Their Honours focused further on the fact that the bargaining positions of insurer and insured were not such as an ordinary commercial contract. That position was also accepted in Australian laws of contractual construction. Insurance policies are written by insurers and generally issued as standard form wordings, with little input from the insured in most cases. Given the policies in question fell into that 'standard form' category, their Honours determined that the meaning was sufficiently plain on the face of the contract as a whole: the exclusion would operate (and not be infected by absurdity) with reference to specific diseases, either a named disease other diseases declared under the QA, and this was not ambiguous.
They also made the valid point – somewhat common in disputes with insurers – that the outcome could have been avoided by more careful drafting by underwriters, noting that elsewhere in the policy there is a reference to the Insurance Contracts Act 'or any subsequent legislation'.
The distinction in the Court's approach is a fine one. As Bathurst CJ and Bell P stated:
'The question is one of construction, and of the proper limits and extent to which a contractual document, here the policies of insurance, may be construed in a way which involves a departure from the actual words used by the parties, on their ordinary grammatical meaning. Both Hammerschlag J and Meagher JA and Ball J conclude that orthodox principles of contractual construction are not so flexible as to admit of the insurers’ second argument. We are of the same view.'
In hearing the special leave application, the High Court heard arguments that the concepts of an 'amendment' and a 'repeal or replacement' are overlapping and not contradictory, and that the policy wordings had merely been the victims of drafting error.
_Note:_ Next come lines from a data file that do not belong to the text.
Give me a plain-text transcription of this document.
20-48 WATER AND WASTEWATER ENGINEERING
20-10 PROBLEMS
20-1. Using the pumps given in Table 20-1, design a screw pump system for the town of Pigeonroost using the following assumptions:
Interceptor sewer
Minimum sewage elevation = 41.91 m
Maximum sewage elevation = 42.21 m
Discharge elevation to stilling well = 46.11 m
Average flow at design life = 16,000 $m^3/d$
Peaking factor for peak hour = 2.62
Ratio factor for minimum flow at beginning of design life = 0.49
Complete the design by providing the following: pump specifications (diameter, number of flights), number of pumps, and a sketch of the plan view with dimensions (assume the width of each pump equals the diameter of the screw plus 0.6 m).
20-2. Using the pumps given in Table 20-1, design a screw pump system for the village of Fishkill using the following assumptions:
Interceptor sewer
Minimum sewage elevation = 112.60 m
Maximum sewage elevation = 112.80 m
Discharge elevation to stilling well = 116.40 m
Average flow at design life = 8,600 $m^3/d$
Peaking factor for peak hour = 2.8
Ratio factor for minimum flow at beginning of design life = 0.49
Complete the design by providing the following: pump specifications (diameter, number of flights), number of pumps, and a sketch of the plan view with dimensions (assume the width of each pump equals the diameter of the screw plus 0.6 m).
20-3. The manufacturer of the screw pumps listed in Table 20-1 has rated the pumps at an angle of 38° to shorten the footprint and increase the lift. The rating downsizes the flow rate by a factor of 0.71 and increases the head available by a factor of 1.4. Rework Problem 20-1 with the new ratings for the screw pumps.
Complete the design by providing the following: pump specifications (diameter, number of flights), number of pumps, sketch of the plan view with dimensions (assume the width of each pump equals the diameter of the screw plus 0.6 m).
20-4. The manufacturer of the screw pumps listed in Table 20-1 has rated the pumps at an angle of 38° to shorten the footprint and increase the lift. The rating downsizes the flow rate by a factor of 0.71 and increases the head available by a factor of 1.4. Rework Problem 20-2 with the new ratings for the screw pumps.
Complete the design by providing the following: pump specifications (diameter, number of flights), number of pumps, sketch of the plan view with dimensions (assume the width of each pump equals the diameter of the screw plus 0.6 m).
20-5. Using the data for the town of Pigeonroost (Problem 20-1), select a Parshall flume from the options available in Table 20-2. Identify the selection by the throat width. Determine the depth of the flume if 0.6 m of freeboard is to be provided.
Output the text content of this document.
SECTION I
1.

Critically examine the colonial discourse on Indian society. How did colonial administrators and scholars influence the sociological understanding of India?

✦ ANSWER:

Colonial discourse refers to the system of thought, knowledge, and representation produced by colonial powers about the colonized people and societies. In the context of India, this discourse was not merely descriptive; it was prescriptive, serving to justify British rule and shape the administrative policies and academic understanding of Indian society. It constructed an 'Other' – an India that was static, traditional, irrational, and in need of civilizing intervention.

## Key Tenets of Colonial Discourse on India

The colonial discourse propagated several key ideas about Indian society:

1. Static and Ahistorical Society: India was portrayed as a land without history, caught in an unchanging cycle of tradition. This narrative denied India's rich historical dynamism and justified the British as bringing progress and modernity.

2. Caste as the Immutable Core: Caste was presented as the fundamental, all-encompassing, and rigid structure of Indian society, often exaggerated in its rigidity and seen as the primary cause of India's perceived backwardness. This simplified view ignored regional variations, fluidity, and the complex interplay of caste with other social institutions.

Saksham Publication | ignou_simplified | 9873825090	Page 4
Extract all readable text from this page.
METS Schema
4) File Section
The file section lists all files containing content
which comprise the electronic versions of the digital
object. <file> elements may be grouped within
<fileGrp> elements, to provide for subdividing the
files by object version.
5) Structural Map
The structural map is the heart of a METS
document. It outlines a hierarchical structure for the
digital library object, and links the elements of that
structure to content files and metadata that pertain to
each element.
The High Court was not moved sufficiently to allow leave to appeal. This was also notwithstanding submissions that it is estimated that there may be around 250,000 million insurance policies affected by such language, representing around $10 billion of potential losses to the market.
There are no further avenues of appeal in relation to the First Test Case. Having said that, the Court of Appeal's decision (and the High Court's refusal to grant special leave) must be treated carefully. The decision is not a panacea in favour of business interruption policyholders. Rather, it may assist only those policyholders who hold a small-to-medium enterprise type policy which features the specific exclusion wording: 'declared to be quarantinable diseases under the Quarantine Act 1908 (Cth) and subsequent amendments'.
Before a policyholder even gets to the question of whether their claim is excluded under the policy, they must specifically address whether they have a claim in the first place. A policyholder should be taking stock of the operative insuring clause and seeking advice from their broker or legal team about whether the facts and circumstances in their case will trigger the policy in the first place. If they do trigger the policy coverage, they should then assess any exclusion clauses applicable to their policy.
The question of whether cover is triggered is now a matter before the Federal Court of Australia, and will be aimed at determined how and whether certain facts and circumstances are covered under a business interruption policy. In particular that set of 'Second Test Cases' is intended to address the question at the front of everyone's mind: will I be covered for COVID-19 losses? That is a policy construction question which requires careful consideration in every policyholder's case.